P.S. We're hiring Chisel developers! If you don't know chisel, but want to learn and have RTL experience, we'd love to have you learn on the job! Check out our website: http://rexcomputing.com
Once we get closer to having silicon in hand, I'd love to publish our experience as both a startup making a new processor in this day and age, along with using Chisel and other new tools.
The NoC is also entirely non blocking... a router is able to read/write to its cores scratchpad and do a passthrough in the same cycle.
1. Neo has a 64 bit core, and conforms the IEEE 754-2008 Floating Point standard... Epiphany is 32 bit, and is not fully IEEE compliant (along with only being capable of single precision FP).

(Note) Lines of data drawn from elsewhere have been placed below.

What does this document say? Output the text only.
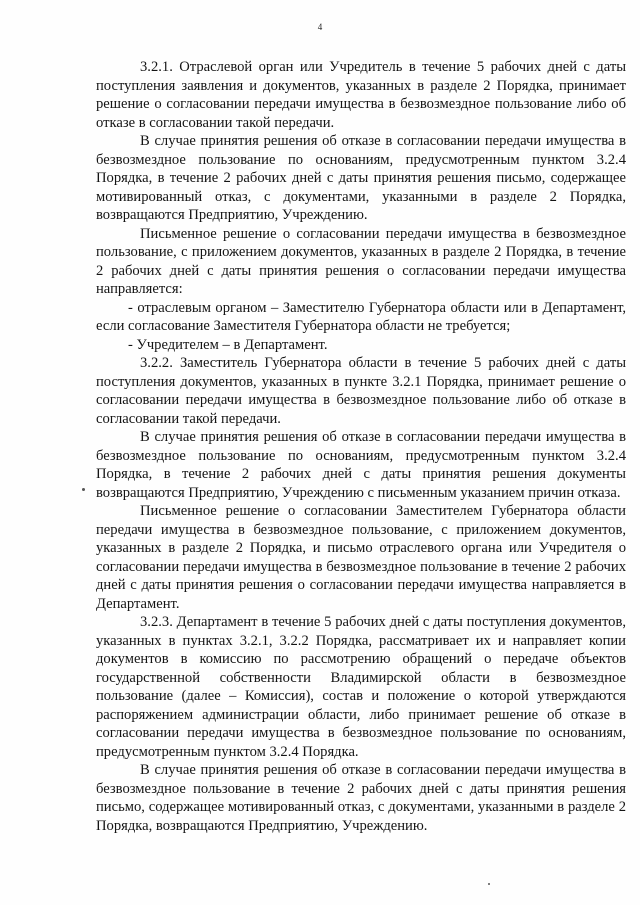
4

3.2.1. Отраслевой орган или Учредитель в течение 5 рабочих дней с даты поступления заявления и документов, указанных в разделе 2 Порядка, принимает решение о согласовании передачи имущества в безвозмездное пользование либо об отказе в согласовании такой передачи.

В случае принятия решения об отказе в согласовании передачи имущества в безвозмездное пользование по основаниям, предусмотренным пунктом 3.2.4 Порядка, в течение 2 рабочих дней с даты принятия решения письмо, содержащее мотивированный отказ, с документами, указанными в разделе 2 Порядка, возвращаются Предприятию, Учреждению.

Письменное решение о согласовании передачи имущества в безвозмездное пользование, с приложением документов, указанных в разделе 2 Порядка, в течение 2 рабочих дней с даты принятия решения о согласовании передачи имущества направляется:

- отраслевым органом – Заместителю Губернатора области или в Департамент, если согласование Заместителя Губернатора области не требуется;

- Учредителем – в Департамент.

3.2.2. Заместитель Губернатора области в течение 5 рабочих дней с даты поступления документов, указанных в пункте 3.2.1 Порядка, принимает решение о согласовании передачи имущества в безвозмездное пользование либо об отказе в согласовании такой передачи.

В случае принятия решения об отказе в согласовании передачи имущества в безвозмездное пользование по основаниям, предусмотренным пунктом 3.2.4 Порядка, в течение 2 рабочих дней с даты принятия решения документы возвращаются Предприятию, Учреждению с письменным указанием причин отказа.

Письменное решение о согласовании Заместителем Губернатора области передачи имущества в безвозмездное пользование, с приложением документов, указанных в разделе 2 Порядка, и письмо отраслевого органа или Учредителя о согласовании передачи имущества в безвозмездное пользование в течение 2 рабочих дней с даты принятия решения о согласовании передачи имущества направляется в Департамент.

3.2.3. Департамент в течение 5 рабочих дней с даты поступления документов, указанных в пунктах 3.2.1, 3.2.2 Порядка, рассматривает их и направляет копии документов в комиссию по рассмотрению обращений о передаче объектов государственной собственности Владимирской области в безвозмездное пользование (далее – Комиссия), состав и положение о которой утверждаются распоряжением администрации области, либо принимает решение об отказе в согласовании передачи имущества в безвозмездное пользование по основаниям, предусмотренным пунктом 3.2.4 Порядка.

В случае принятия решения об отказе в согласовании передачи имущества в безвозмездное пользование в течение 2 рабочих дней с даты принятия решения письмо, содержащее мотивированный отказ, с документами, указанными в разделе 2 Порядка, возвращаются Предприятию, Учреждению.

2. The existing Epiphany chips cap out at 32KB of local memory per core (with the Epiphany IV having a total of 2MB of on chip memory), while the planned Neo chip will have 128KB of local memory per core (32MB of on chip memory).

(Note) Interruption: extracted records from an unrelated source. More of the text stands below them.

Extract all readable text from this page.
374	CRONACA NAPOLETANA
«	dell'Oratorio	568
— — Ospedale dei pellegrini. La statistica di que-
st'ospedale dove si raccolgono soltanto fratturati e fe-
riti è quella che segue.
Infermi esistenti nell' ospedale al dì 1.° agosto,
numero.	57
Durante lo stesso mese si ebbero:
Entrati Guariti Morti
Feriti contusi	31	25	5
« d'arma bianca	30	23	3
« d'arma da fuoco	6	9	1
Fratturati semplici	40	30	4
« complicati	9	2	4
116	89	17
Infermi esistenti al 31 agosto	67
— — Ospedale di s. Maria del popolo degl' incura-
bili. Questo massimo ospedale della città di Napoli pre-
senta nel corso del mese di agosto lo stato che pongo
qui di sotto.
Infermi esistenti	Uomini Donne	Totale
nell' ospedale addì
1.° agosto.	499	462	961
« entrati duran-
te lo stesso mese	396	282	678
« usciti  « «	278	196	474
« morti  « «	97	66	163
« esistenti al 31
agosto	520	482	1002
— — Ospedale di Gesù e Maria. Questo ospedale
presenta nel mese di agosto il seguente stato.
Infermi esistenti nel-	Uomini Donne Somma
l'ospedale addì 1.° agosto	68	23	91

3. Epiphany is limited to using it's 4 eLink (based on ARM's AXI interface) connectors to access the outside world, and would typically be connected to either other Epiphany chips or to its host processor. Each eLink port only supports 1.6GB/s bidirectional traffic, giving a total of 6.4GB/s of aggregate chip bandwidth. For Neo, we have developed a new 96GB/s (bidirectional, 48GB/s each way) interface with either 3 or 4 interfaces per chip, giving an aggregate chip-to-chip bandwidth of 288-384GB/s.
4. Neo can directly address DRAM attached to it, instead of having to go through a host processor.

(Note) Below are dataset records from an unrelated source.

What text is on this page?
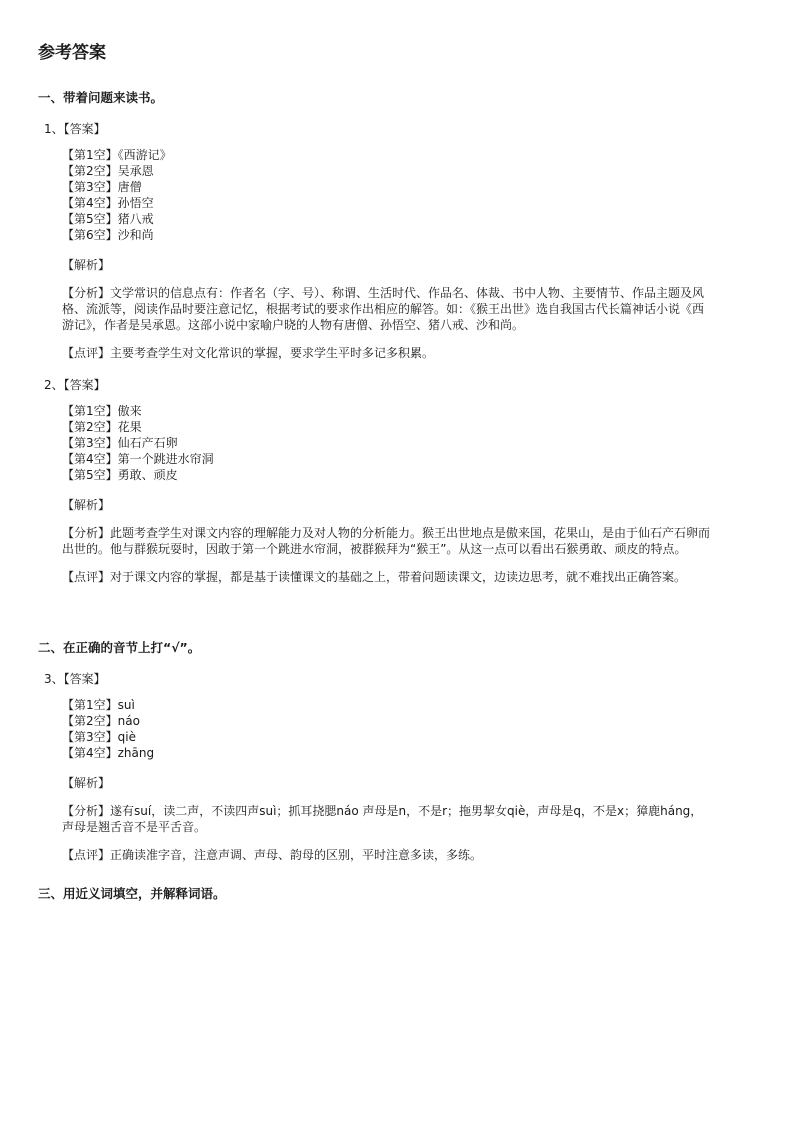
参考答案
一、带着问题来读书。
1、【答案】
【第1空】《西游记》
【第2空】吴承恩
【第3空】唐僧
【第4空】孙悟空
【第5空】猪八戒
【第6空】沙和尚
【解析】
【分析】文学常识的信息点有：作者名（字、号）、称谓、生活时代、作品名、体裁、书中人物、主要情节、作品主题及风格、流派等，阅读作品时要注意记忆，根据考试的要求作出相应的解答。如：《猴王出世》选自我国古代长篇神话小说《西游记》，作者是吴承恩。这部小说中家喻户晓的人物有唐僧、孙悟空、猪八戒、沙和尚。
【点评】主要考查学生对文化常识的掌握，要求学生平时多记多积累。
2、【答案】
【第1空】傲来
【第2空】花果
【第3空】仙石产石卵
【第4空】第一个跳进水帘洞
【第5空】勇敢、顽皮
【解析】
【分析】此题考查学生对课文内容的理解能力及对人物的分析能力。猴王出世地点是傲来国，花果山，是由于仙石产石卵而出世的。他与群猴玩耍时，因敢于第一个跳进水帘洞，被群猴拜为“猴王”。从这一点可以看出石猴勇敢、顽皮的特点。
【点评】对于课文内容的掌握，都是基于读懂课文的基础之上，带着问题读课文，边读边思考，就不难找出正确答案。
二、在正确的音节上打“√”。
3、【答案】
【第1空】suì
【第2空】náo
【第3空】qiè
【第4空】zhāng
【解析】
【分析】遂有suí，读二声，不读四声suì；抓耳挠腮náo 声母是n，不是r；拖男挈女qiè，声母是q，不是x；獐鹿háng，声母是翘舌音不是平舌音。
【点评】正确读准字音，注意声调、声母、韵母的区别，平时注意多读，多练。
三、用近义词填空，并解释词语。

5. Neo is a Quad issue VLIW core (capable of a 64 bit ALU op, 1 64 bit FPU op/2 32 bit FPU ops, and 2 load/store ops every cycle) compared to Epiphany's standard superscalar core (Capable of 1 32 bit ALU op, 1 32 bit FPU op, and 1 load/store op per cycle).
All of this adds up to actually being a commercially viable (for industry, not hobbyists) processor. Above all, memory bandwidth has been what kills Epiphany and completely prevents it from reaching their advertised performance.